At George Plumbing Co., Allie Perez, 37, the vice president of marketing operations, said customers could benefit from paying for services in Bitcoin rather than credit cards, since there are no processing fees when using cryptocurrency. It’s also easier, and less costly, for the company to process than credit card payments.
“It’s the currency of the future,” she said. “It might be scary now because people are still learning about it. But you don’t have to be a Wall Street day trader to be involved in cryptocurrency. You can be a stay-at-home mom. Look at us. We’re plumbing people.”
Outside the King William coffee shop, Asturias said, “Crypto is getting more inclusive, and we’re seeing it hit the mainstream — it’s right in front of our faces.”
“At this point, I prefer people send me Ether than the U.S. dollar,” he said.
In her kitchen, Gentry thumbed her iPhone to transfer Ether to her mobile wallet on ApplePay. She’s used the app to shop online for items from Bed Bath & Beyond and Whole Foods Market.
“Before, people said crypto is money that doesn’t do anything,” she said as she displayed her receipts.
Crypto city
Some digital currency advocates want San Antonio city leaders to weave cryptocurrencies into local government.

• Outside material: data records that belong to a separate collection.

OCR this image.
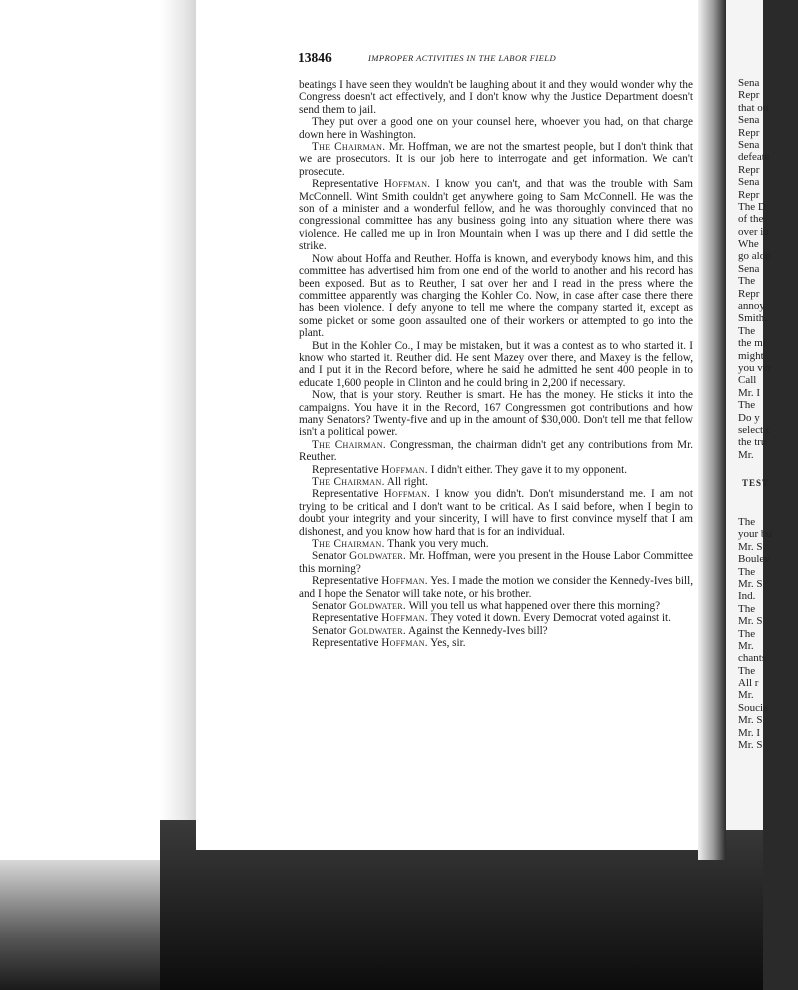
13846	IMPROPER ACTIVITIES IN THE LABOR FIELD

beatings I have seen they wouldn't be laughing about it and they would wonder why the Congress doesn't act effectively, and I don't know why the Justice Department doesn't send them to jail.

They put over a good one on your counsel here, whoever you had, on that charge down here in Washington.

The Chairman. Mr. Hoffman, we are not the smartest people, but I don't think that we are prosecutors. It is our job here to interrogate and get information. We can't prosecute.

Representative Hoffman. I know you can't, and that was the trouble with Sam McConnell. Wint Smith couldn't get anywhere going to Sam McConnell. He was the son of a minister and a wonderful fellow, and he was thoroughly convinced that no congressional committee has any business going into any situation where there was violence. He called me up in Iron Mountain when I was up there and I did settle the strike.

Now about Hoffa and Reuther. Hoffa is known, and everybody knows him, and this committee has advertised him from one end of the world to another and his record has been exposed. But as to Reuther, I sat over her and I read in the press where the committee apparently was charging the Kohler Co. Now, in case after case there there has been violence. I defy anyone to tell me where the company started it, except as some picket or some goon assaulted one of their workers or attempted to go into the plant.

But in the Kohler Co., I may be mistaken, but it was a contest as to who started it. I know who started it. Reuther did. He sent Mazey over there, and Maxey is the fellow, and I put it in the Record before, where he said he admitted he sent 400 people in to educate 1,600 people in Clinton and he could bring in 2,200 if necessary.

Now, that is your story. Reuther is smart. He has the money. He sticks it into the campaigns. You have it in the Record, 167 Congressmen got contributions and how many Senators? Twenty-five and up in the amount of $30,000. Don't tell me that fellow isn't a political power.

The Chairman. Congressman, the chairman didn't get any contributions from Mr. Reuther.

Representative Hoffman. I didn't either. They gave it to my opponent.

The Chairman. All right.

Representative Hoffman. I know you didn't. Don't misunderstand me. I am not trying to be critical and I don't want to be critical. As I said before, when I begin to doubt your integrity and your sincerity, I will have to first convince myself that I am dishonest, and you know how hard that is for an individual.

The Chairman. Thank you very much.

Senator Goldwater. Mr. Hoffman, were you present in the House Labor Committee this morning?

Representative Hoffman. Yes. I made the motion we consider the Kennedy-Ives bill, and I hope the Senator will take note, or his brother.

Senator Goldwater. Will you tell us what happened over there this morning?

Representative Hoffman. They voted it down. Every Democrat voted against it.

Senator Goldwater. Against the Kennedy-Ives bill?

Representative Hoffman. Yes, sir.

Sena
Repr
that on
Sena
Repr
Sena
defeate
Repr
Sena
Repr
The D
of the
over in
Whe
go alon
Sena
The
Repr
annoy
Smith.
The
the mi
might
you ver
Call
Mr. I
The
Do y
select c
the tru
Mr.
TEST
The
your bu
Mr. S
Boulev
The
Mr. S
Ind.
The
Mr. S
The
Mr.
chants
The
All r
Mr.
Soucie
Mr. S
Mr. I
Mr. S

After serving as a U.S. Army aviation operations specialist, Jalen Nelson, 26, moved here from Silicon Valley to live closer to his family. He also brought with him a mission: “To develop a Web3 ecosystem in San Antonio.”

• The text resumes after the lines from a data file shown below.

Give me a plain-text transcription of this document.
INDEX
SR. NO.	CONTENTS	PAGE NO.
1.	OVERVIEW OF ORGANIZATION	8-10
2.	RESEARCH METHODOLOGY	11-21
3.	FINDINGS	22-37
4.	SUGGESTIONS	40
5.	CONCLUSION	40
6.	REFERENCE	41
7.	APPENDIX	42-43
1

Last year, Nelson sent 2,000 emails to mayors across the country, including to Mayor Ron Nirenberg, asking to speak with them about blockchain technology initiatives. The local mayor’s office never responded.

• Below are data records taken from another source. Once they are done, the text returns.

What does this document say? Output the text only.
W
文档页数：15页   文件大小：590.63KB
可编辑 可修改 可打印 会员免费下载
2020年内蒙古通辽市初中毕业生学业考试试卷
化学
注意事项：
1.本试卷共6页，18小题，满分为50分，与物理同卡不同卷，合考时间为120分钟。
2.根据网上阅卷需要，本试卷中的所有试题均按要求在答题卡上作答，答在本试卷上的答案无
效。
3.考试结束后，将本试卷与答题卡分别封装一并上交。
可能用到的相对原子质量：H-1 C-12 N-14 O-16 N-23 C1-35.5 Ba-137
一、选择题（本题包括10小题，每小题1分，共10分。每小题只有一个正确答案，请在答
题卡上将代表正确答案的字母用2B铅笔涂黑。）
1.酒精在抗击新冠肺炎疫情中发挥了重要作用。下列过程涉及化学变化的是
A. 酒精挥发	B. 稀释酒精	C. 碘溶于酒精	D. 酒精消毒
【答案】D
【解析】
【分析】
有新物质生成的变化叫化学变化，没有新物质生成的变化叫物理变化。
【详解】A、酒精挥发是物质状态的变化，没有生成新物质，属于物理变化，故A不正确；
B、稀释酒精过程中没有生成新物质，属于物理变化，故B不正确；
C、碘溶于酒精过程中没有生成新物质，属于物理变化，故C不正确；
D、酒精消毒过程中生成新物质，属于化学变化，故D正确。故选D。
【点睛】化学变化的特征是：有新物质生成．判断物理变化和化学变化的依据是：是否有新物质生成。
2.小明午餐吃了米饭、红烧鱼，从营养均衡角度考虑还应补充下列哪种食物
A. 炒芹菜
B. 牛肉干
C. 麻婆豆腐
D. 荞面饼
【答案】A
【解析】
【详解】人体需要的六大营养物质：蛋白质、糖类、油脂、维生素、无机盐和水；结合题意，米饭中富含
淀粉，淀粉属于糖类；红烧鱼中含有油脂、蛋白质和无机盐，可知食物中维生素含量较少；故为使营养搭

Nirenberghas remained silent on the matter. The city didn’t return requests for comment as of press time.
Nelson received one reply, from Chris Swanson, the mayor of Two Harbors, Minn., a town built on the iron-ore business with roughly 4,000 residents north of Duluth. Nelson had never been to the North Shore of Lake Superior, but he spoke with Swanson about funding capital projects with crypto.
More recently, Swanson told The New York Times he supported creating a so-called “decentralized autonomous organization” to attract investors. The Two Harbors city council sent the mayor’s comments to the Minnesota Attorney General to determine whether “a violation of the city code, charter policies or state statute has occurred,” according to the
Though the crypto-ideas aren’t playing all too well in small-town Minnesota, Nelson most likely takes solace in Miami and New York.
Both cities are using CityCoins, an open-source platform where investors can generate crypto-based revenue for city projects — and for themselves. CityCoins relies on people mining the digital tokens on their computers. About 70 percent of the coins they created are distributed among investors, with the other 30 percent going to the cities’ crypto wallets and into government coffers.
Since August, Miami has generated millions from CityCoins. Mayor Suarez recently tweeted that the “first-ever disbursement” from CityCoins totaled $5.25 million for the municipality. The city’s wallet currently holds about $17.4 million.
Nelson believes San Antonio also should partner with CityCoins.
“There’s a huge opportunity with the integration of crypto and government,” he said. “It could raise millions of dollars for the city.”
Gentry and her daughters said they know Nelson — many of the crypto proponents here are at least aware of one another — and they admire his mission to convince local leaders to get on board with cryptocurrencies. But they’re not holding their breath waiting for local leaders to act.
Neither is Asturias.
“San Antonio isn’t Miami, Los Angeles or New York City,” he said. “It’s not Houston, Austin or Atlanta. But it’s still a pretty big city. We’re just not as fast with tech.”
As for Saliba and Perez, they too believe a cryptocurrency “revolution” is coming to San Antonio.
“It’s financially responsible for the city and state to add Bitcoin to their balance sheets,” Saliba said.
Perez added: “Or they’ll get left behind.”